Tidak salah Dr. Drs. I Wayan Suardana, M.Sn., dosen ISI dan Kajur Kriya Seni, menawarkan lokasi berpameran disini. Dosen yang meraih penghargaan sebagai Dosen berprestasi beberapa kali ini mengemukakan bahwa Ubud merupakan suatu destinasi yang sudah mendunia, dengan jumlah kunjungan wisatawan yang terus meningkat, namun tetap menegakkan falsafah hidup masyarakat, menerapkan seni dan budaya dalam berbagai bentuk kehidupan sehari-hari, yang bisa dijadikan sarana pembelajaran rombongan ISI Padangpanjang.

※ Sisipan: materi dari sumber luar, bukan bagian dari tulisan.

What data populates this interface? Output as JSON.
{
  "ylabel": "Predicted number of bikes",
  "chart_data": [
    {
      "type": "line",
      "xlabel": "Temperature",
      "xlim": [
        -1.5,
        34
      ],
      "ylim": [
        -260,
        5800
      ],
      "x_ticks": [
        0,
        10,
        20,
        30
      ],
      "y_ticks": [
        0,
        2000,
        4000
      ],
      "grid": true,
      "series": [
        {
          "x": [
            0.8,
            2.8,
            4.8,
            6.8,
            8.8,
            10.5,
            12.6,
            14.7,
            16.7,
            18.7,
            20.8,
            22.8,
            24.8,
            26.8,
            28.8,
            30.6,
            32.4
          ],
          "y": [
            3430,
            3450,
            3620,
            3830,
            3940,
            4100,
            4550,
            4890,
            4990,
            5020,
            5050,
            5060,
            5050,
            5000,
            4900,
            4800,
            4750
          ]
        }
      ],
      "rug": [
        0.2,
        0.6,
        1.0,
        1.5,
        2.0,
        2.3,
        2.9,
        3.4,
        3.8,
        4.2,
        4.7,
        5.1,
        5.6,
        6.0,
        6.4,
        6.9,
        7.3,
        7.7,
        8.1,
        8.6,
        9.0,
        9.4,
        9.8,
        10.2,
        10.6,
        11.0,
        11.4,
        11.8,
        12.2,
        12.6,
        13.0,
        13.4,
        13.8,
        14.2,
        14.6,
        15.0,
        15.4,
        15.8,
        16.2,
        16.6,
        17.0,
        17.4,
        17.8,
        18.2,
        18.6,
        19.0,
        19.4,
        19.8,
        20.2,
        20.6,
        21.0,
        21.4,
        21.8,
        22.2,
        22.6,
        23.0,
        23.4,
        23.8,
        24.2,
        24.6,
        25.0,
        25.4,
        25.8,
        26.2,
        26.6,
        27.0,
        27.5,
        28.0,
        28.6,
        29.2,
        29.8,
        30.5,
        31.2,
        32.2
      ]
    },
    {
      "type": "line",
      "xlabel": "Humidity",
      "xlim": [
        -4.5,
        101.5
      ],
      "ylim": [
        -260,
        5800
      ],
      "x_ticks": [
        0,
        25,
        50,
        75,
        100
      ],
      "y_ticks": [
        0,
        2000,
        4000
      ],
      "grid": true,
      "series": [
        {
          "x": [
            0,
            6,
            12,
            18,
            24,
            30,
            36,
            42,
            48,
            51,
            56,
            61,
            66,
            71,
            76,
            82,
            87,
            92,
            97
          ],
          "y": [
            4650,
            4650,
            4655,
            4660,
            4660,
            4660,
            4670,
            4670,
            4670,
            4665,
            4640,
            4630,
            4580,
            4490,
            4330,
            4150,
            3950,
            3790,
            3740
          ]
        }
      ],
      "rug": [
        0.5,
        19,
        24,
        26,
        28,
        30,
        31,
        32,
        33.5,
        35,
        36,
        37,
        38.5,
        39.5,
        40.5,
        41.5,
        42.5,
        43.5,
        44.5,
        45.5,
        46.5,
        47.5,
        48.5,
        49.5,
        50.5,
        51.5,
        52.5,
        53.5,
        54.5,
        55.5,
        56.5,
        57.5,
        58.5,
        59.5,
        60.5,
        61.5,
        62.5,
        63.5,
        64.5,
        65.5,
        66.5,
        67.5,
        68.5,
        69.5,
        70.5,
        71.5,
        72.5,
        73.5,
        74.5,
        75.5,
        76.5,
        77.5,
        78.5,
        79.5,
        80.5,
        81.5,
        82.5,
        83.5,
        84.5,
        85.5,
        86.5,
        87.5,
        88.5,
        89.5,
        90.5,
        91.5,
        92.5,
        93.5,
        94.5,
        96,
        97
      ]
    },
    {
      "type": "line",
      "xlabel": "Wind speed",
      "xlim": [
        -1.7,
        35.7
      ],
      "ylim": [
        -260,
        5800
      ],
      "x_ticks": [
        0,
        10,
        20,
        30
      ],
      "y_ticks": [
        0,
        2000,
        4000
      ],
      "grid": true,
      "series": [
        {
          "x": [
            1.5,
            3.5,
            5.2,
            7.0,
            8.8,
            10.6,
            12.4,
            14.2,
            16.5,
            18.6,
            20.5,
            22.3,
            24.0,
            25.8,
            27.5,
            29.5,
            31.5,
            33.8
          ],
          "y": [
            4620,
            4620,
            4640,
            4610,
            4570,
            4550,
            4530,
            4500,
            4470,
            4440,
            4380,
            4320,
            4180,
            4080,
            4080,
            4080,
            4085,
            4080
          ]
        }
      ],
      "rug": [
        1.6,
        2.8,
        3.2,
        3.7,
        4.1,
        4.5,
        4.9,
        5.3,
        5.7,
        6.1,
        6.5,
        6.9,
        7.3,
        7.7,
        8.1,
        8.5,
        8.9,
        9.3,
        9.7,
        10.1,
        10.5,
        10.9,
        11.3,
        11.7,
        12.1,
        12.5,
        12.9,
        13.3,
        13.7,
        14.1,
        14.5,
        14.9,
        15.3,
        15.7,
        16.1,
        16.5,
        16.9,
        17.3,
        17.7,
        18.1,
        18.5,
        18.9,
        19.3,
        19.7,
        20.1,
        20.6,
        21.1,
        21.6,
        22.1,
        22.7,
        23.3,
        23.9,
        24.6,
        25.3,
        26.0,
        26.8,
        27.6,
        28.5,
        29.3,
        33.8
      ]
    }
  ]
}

Dosen humble yang menamatkan pendidikan Doktoral sebagai Doktor ke 34 di ISI Yogyakarta ini memiliki disertasi berjudul Judi Tajen, mengupas Tabuh Rah, makna dan juga fungsi, serta implementasi nya di tengah kehidupan sosial masyarakat Bali. “Saya punya tanggungjawab moral untuk turut berperan serta membantu teman-teman serta para mahasiswa dari ISI Padangpanjang mewujudkan pameran ini. Pameran ini membuktikan pendidikan sebagai sarana mengembangkan kemampuan mereka di bidang seni yang telah berkembang di Padang, kebudayaan yaang tumbuh dan berkembang di daerah mereka, dan membuka cakrawala pengetahuan mereka terhadap dunia seni, sekaligus budaya masyarakat Bali” Ujar Dr. Drs. I Wayan Suardana, M.Sn.


Ini salah satu bentuk kepedulian kita bersama, sebagai tenaaga pendidik yang harus membuka ruang seluasnya bagi para seniman untuk unjuk kreativitas dan terbuka terhadap kritik serta pendapat masyarakat luas. Ini juga suatu bentuk kepedulian kita, sebagai orang-orang yang terlibat dalam dunia seni dan budaya, bahwa pendidikan juga penting untuk membantu logika berpikir secara sistematis, bahwa, dialogis bisa membantu kita belajar menerima dan memahami suatu karya seni, yang  hadir di tengah – tengah kita semua….


Bahkan, ada jokes yang berbicara..... "Orang Padangpanjang pameran di Padangtegal, disaksikan juga oleh orang PadangSambian. He he he..... aku kan tinggal di PadangSambian.

Mitrasya ma caksusa sarvani bhutani samiksantam,
Mitrasyaham caksusa sarvani bhutani samikse,
Mitrasya caksusa samiksamahe

Yayur Weda XXXVI.18

Semoga semua mahluk memandang kami dengan pandangan mata seorang sahabat,
semoga saya memandang semua makluk sebagai seorang sahabat,
semoga kami berpandangan penuh persahabatan.